Black Fires Candidate Attack Ad in Tenn. Gov Race
Republican U.S. Rep. Diane Black is labeling businessmen Randy Boyd and Bill Lee as moderates in the first Tennessee gubernatorial race attack ad by a candidate's campaign.
In an ad released this week, Black's campaign says Boyd has called her too conservative, referencing Boyd's comments that Republicans could lose in November if Black is nominated.
The ad says Boyd disavowed then-candidate Donald Trump in 2016, referencing a Nashville Post story that cites a CNN report about how Boyd indicated he wasn't fundraising for Trump. Boyd, who was at a Mitt Romney event, also didn't specifically criticize Trump in the report. Boyd has since campaigned as pro-Trump and has compared himself to the president.
The ad also says Boyd backed a 2012 county property tax increase proposal and called himself a moderate in 2015, citing news stories.
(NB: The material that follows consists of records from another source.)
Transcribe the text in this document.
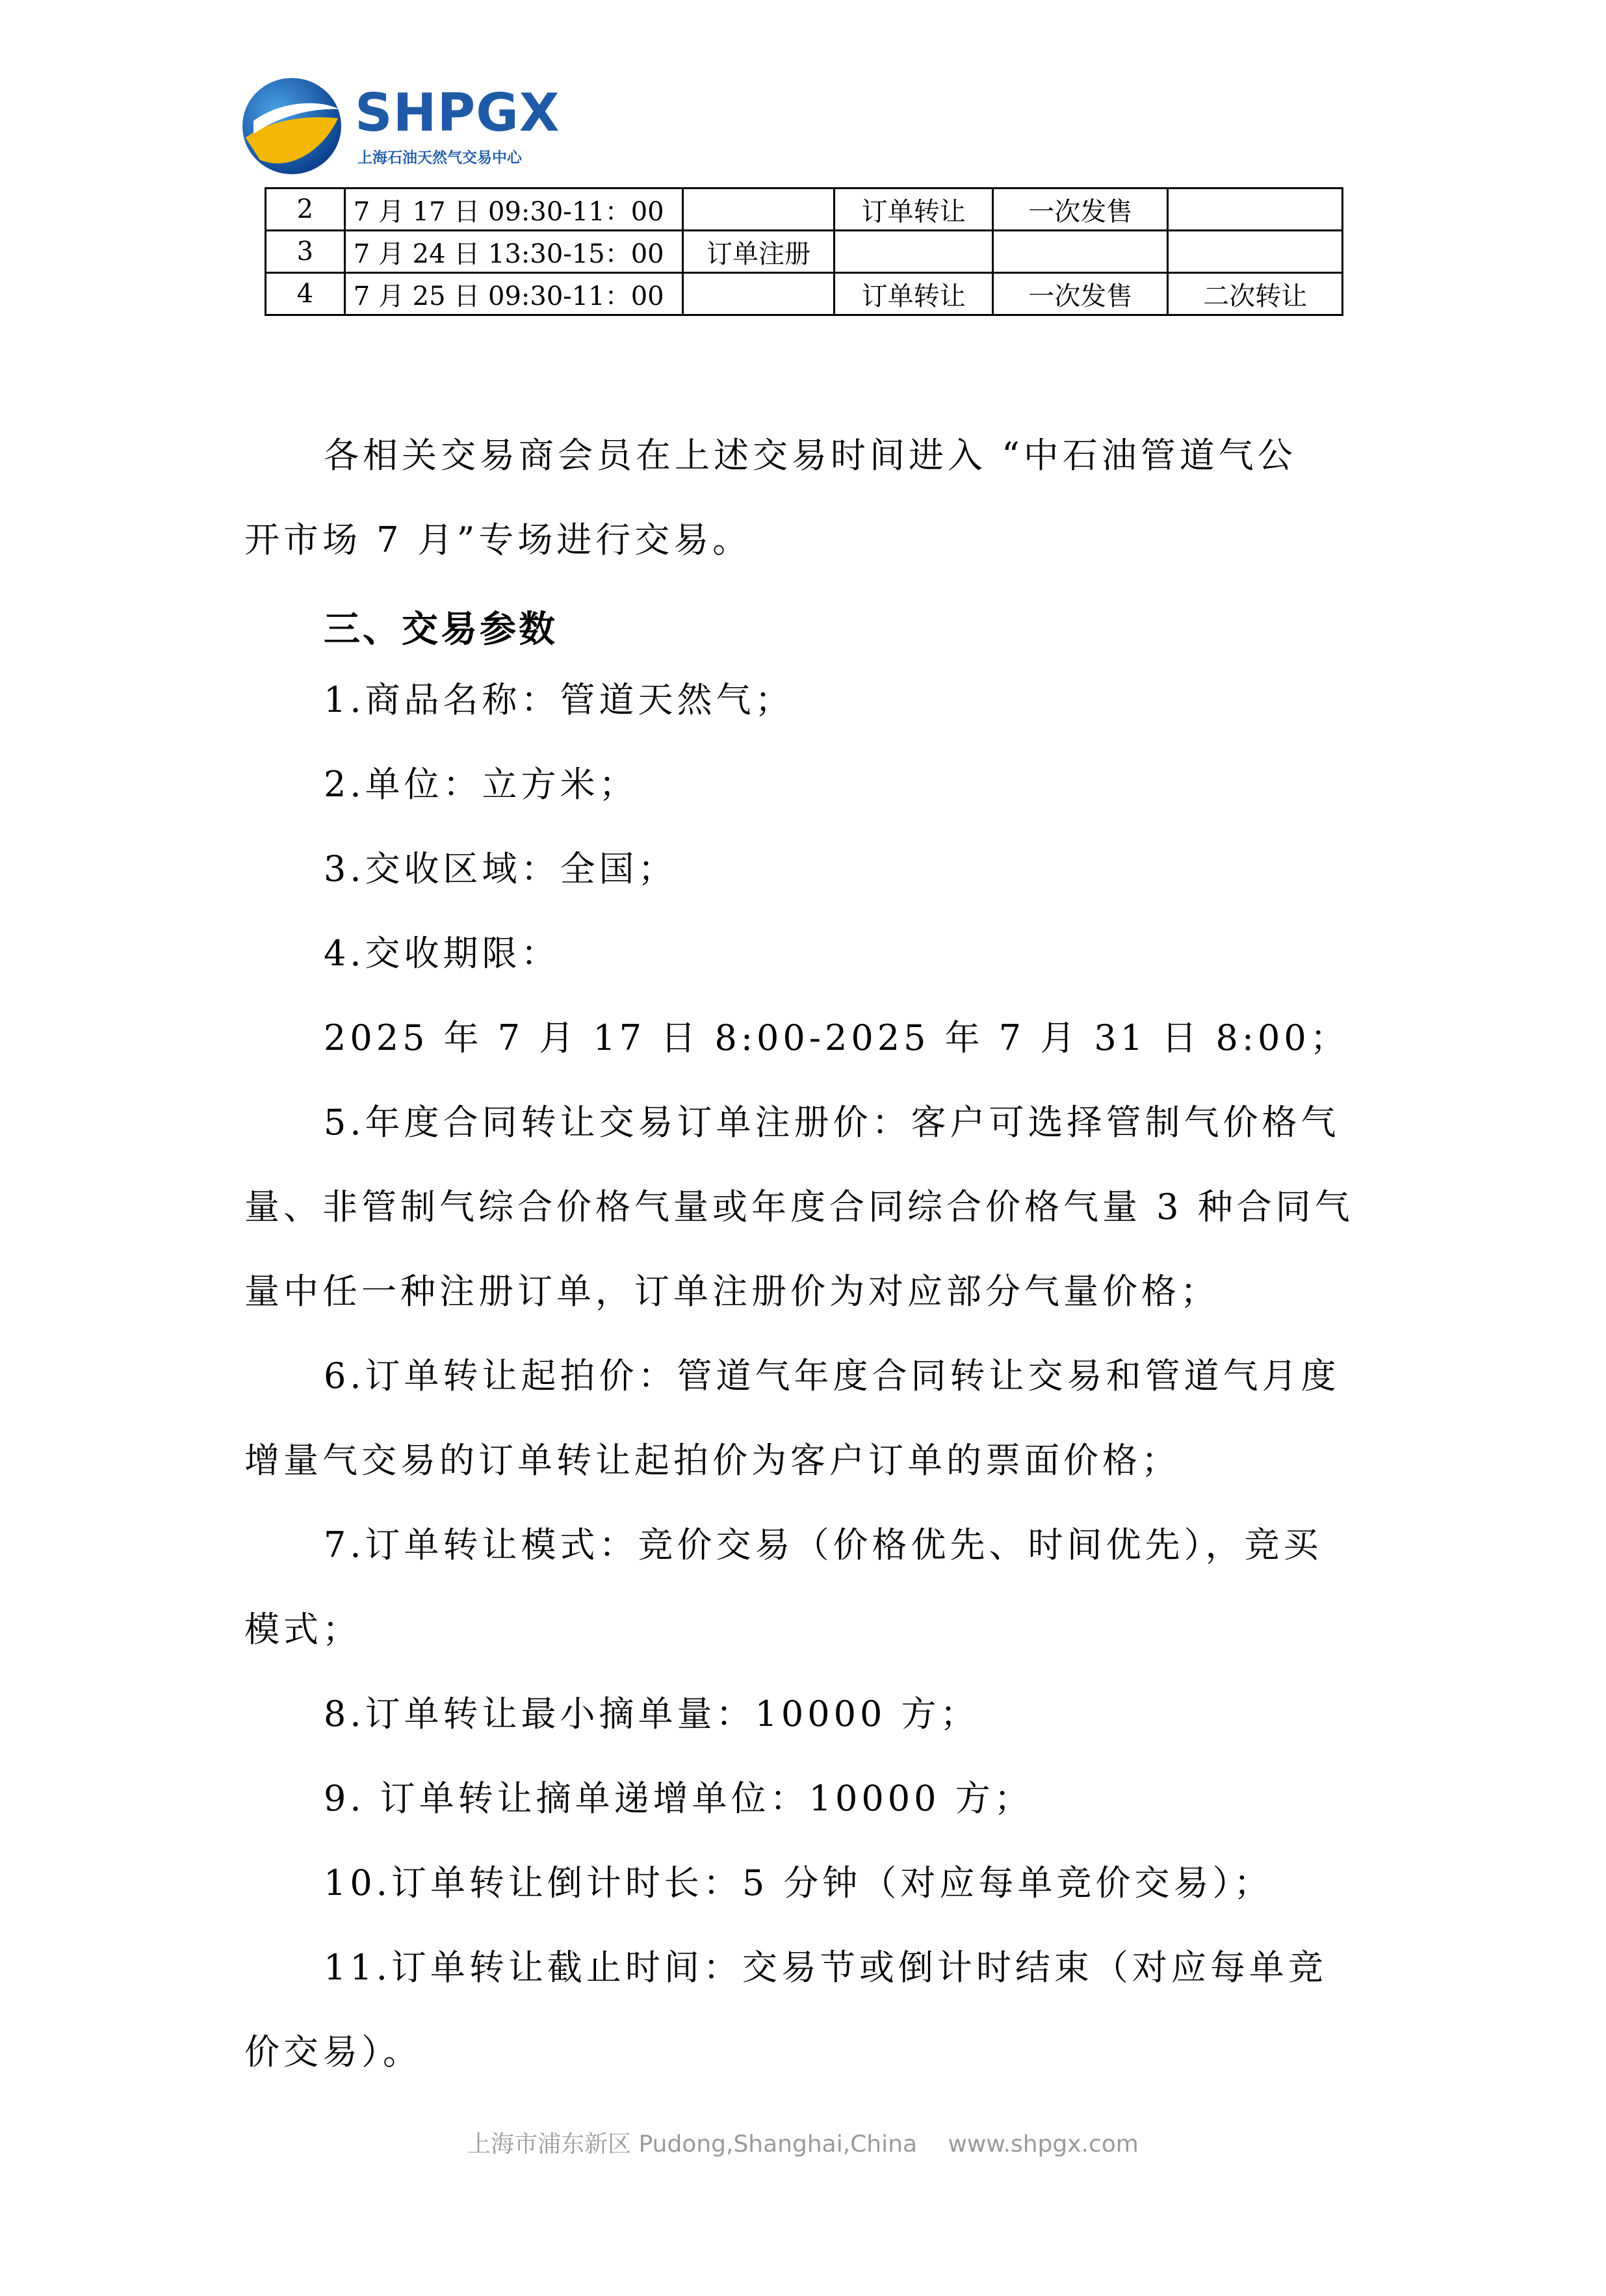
SHPGX
上海石油天然气交易中心
2	7 月 17 日 09:30-11：00		订单转让	一次发售	
3	7 月 24 日 13:30-15：00	订单注册			
4	7 月 25 日 09:30-11：00		订单转让	一次发售	二次转让
各相关交易商会员在上述交易时间进入 “中石油管道气公
开市场 7 月”专场进行交易。
三、交易参数
1.商品名称：管道天然气；
2.单位：立方米；
3.交收区域：全国；
4.交收期限：
2025 年 7 月 17 日 8:00-2025 年 7 月 31 日 8:00；
5.年度合同转让交易订单注册价：客户可选择管制气价格气
量、非管制气综合价格气量或年度合同综合价格气量 3 种合同气
量中任一种注册订单，订单注册价为对应部分气量价格；
6.订单转让起拍价：管道气年度合同转让交易和管道气月度
增量气交易的订单转让起拍价为客户订单的票面价格；
7.订单转让模式：竞价交易（价格优先、时间优先），竞买
模式；
8.订单转让最小摘单量：10000 方；
9. 订单转让摘单递增单位：10000 方；
10.订单转让倒计时长：5 分钟（对应每单竞价交易）；
11.订单转让截止时间：交易节或倒计时结束（对应每单竞
价交易）。
上海市浦东新区 Pudong,Shanghai,China www.shpgx.com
The campaign for Boyd, a former state economic development commissioner, didn't respond to a request for comment about the line of attacks.
The ad goes on to criticize Lee's $500 donation to the 2015 campaign of ex-Nashville Mayor Megan Barry, a onetime prominent Democrat who resigned earlier this year after pleading guilty to felony theft in an affair with her then-bodyguard.
The Lee campaign said it's confident that Tennesseans will see through Black's attack ad.
"It's not surprising Congresswoman Black is launching this desperate attack; it's what career politicians do when their campaigns are failing," Lee campaign spokesman Chris Burger said.
In 2004, Lee donated $1,000 to former Democratic Gov. Phil Bredesen's 2006 re-election campaign. Lee also gave $1,000 in 2006 to Bredesen's Republican opponent, Jim Bryson. Bredesen is now running for U.S. Senate in a hotly contested race in which he's expected to face Republican U.S. Rep. Marsha Blackburn.
"Bill Lee has said repeatedly that like President Trump, businessmen have to make business decisions in their donations from time to time, and this was one of those times," Burger, the Lee campaign spokesman, said of Lee's contribution to Bredesen.
Lee heads Lee Company, which provides services ranging from construction to plumbing and does some contract work for the state.
GOP candidate House Speaker Beth Harwell isn't mentioned in Black's ad.
A third-party group fueled by a Boyd donor has previously attacked Black in TV and radio advertising. Otherwise, there had been little else in the way of attacks in the GOP contest.
On the Democratic side, former Nashville Mayor Karl Dean and state House Minority Leader Craig Fitzhugh have clashed somewhat during a recent candidate forum and a debate.
Early voting starts on July 13 and the primary election is Aug. 2.